Chavez’in ölümünün ardından BBC’de şöyle bir yorum yayınlandı: “Chavez'in sosyal ve ekonomik adaleti geliştirdiğini herkes kabul ediyor. İktidara geldiği 1999'dan bugüne Venezuela'da yoksulluk geriledi. 2011’de Latin Amerika’da gelir dağılımının en adil olduğu ülke haline gelmişti. Artık her Venezuelalı pastadan pay alıyor. Ama başka bir sorun var: pasta büyümüyor.”

Chavez’in başaramadığı da bu; pastayı büyütemedi.

Petrol fiyatları yüksekken üretimi arttıracak teknolojik yatırımlar yapamadı;

Köylüye verilen topraklarda tarımsal üretimi arttıramadı;

Yerli özel sanayi ve ticareti geliştiremedi.

Ekonomik kriz baskıları, baskılar ekonomik krizi büyütüyor.

Bu, muhtemelen bir ‘işadamı’ başkan seçilene kadar sürecek.

Tıpkı, Arjantin’de zorla başarıldığı ve Brezilya’da halen denenmekte olduğu gibi…

 

***

 

Türkiye ile benzer yönleri fark etmişsinizdir.

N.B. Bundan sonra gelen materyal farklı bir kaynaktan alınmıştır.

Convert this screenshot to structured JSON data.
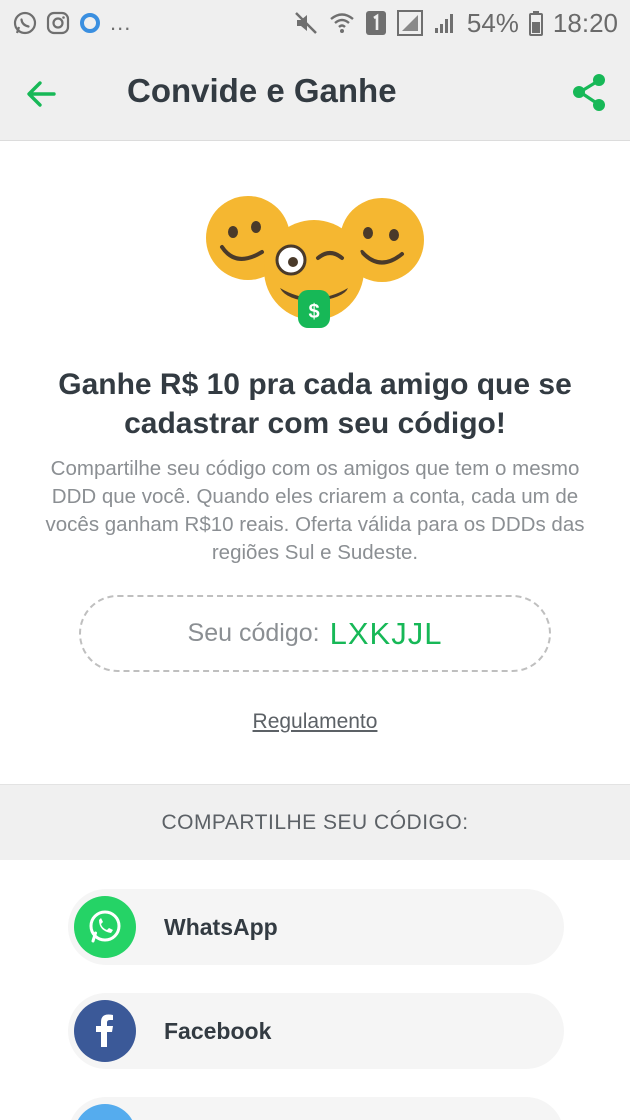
{
  "status_bar": {
    "more": "...",
    "battery": "54%",
    "time": "18:20"
  },
  "header": {
    "title": "Convide e Ganhe"
  },
  "hero": {
    "coin_symbol": "$"
  },
  "main": {
    "headline": "Ganhe R$ 10 pra cada amigo que se cadastrar com seu código!",
    "description": "Compartilhe seu código com os amigos que tem o mesmo DDD que você. Quando eles criarem a conta, cada um de vocês ganham R$10 reais. Oferta válida para os DDDs das regiões Sul e Sudeste.",
    "code_label": "Seu código:",
    "code_value": "LXKJJL",
    "regulamento": "Regulamento"
  },
  "share": {
    "header": "COMPARTILHE SEU CÓDIGO:",
    "items": [
      {
        "label": "WhatsApp",
        "icon": "whatsapp-icon",
        "color": "#25d366"
      },
      {
        "label": "Facebook",
        "icon": "facebook-icon",
        "color": "#3b5998"
      },
      {
        "label": "",
        "icon": "twitter-icon",
        "color": "#55acee"
      }
    ]
  },
  "colors": {
    "accent": "#17b857",
    "title_text": "#333b42",
    "body_text": "#8b8f93",
    "bar_background": "#efefef"
  }
}
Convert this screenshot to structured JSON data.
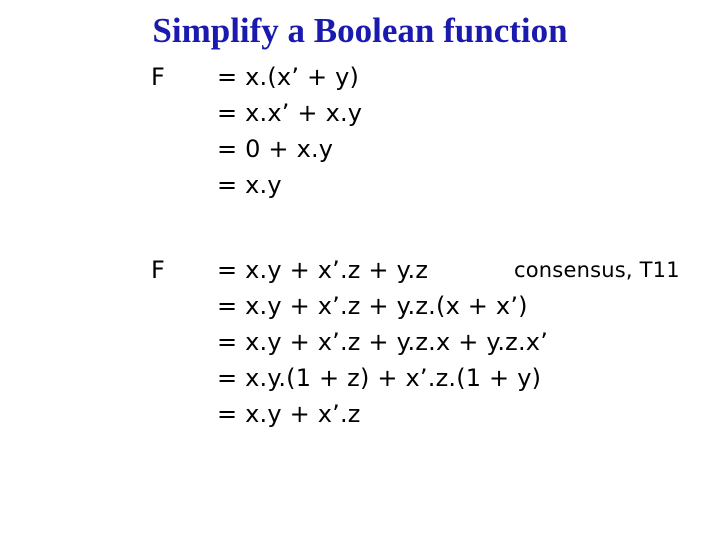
{
  "slide": {
    "title": "Simplify a Boolean function",
    "title_color": "#1a1aae",
    "background_color": "#ffffff",
    "text_color": "#000000"
  },
  "blocks": [
    {
      "label": "F",
      "lines": [
        {
          "equation": "= x.(x’ + y)",
          "note": ""
        },
        {
          "equation": "= x.x’ + x.y",
          "note": ""
        },
        {
          "equation": "= 0 + x.y",
          "note": ""
        },
        {
          "equation": "= x.y",
          "note": ""
        }
      ]
    },
    {
      "label": "F",
      "lines": [
        {
          "equation": "= x.y + x’.z + y.z",
          "note": "consensus, T11"
        },
        {
          "equation": "= x.y + x’.z + y.z.(x + x’)",
          "note": ""
        },
        {
          "equation": "= x.y + x’.z + y.z.x + y.z.x’",
          "note": ""
        },
        {
          "equation": "= x.y.(1 + z) + x’.z.(1 + y)",
          "note": ""
        },
        {
          "equation": "= x.y + x’.z",
          "note": ""
        }
      ]
    }
  ]
}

Ama Türkiye bir Venezuela değil.

Güçlü ve ‘çoğunluk’ bir orta sınıfı var;

Her alanda başarılı ihracatçı ticaret ve sanayi sektörlerine sahip;

Tarımsal üretim ve sanayisini geliştirdi;

Şehir-kır dengesini büyük ölçüde sağladı, gecekondulaşmayı bitirdi;

Sömürge geçmişine değil, 3 bin yıllık imparatorluklar mirasına sahip.

Venezuela’nın, Brezilya’nın ‘petrol geliriyle’ sağlamaya çalıştığını, Türkiye özel girişimcisini, coğrafi avantajını kullanarak ve kaynak üreterek başardı.

Bunlar Türkiye için başarı ama bazıları için ‘tehdit’

Tıpkı, ‘Bolivarcı’ bir sosyalist liderin ülkesini zenginleştirerek, bağımsızlaştırarak Latin Amerika’yı ve dünyayı etkileyecek bir ‘başarı hikayesi’ yazmasının başkaları için tehdit olması gibi.

O yüzden aynı senaryo Türkiye üzerinde de deneniyor.

Chavez, baskıları yönetemedi, etkilendi ve petrole bağlı zenginliği kalıcı politikalara yönlendiremedi.

Türkiye ise tersine, son 15 yılda demokratikleşti, zenginliğini kalıcı politikalarla sağladı.

Bu kumpastan çıkış da ‘baskıların siyaseti ve ekonomiyi etkilemesine izin vermeyecek’ bir sistemle mümkün.

Türkiye’nin başarısı, bugüne kadar İslam ülkeleri için örnek olmuştu, yarın ‘sosyalist’ Latin Amerika’ya moral olacak.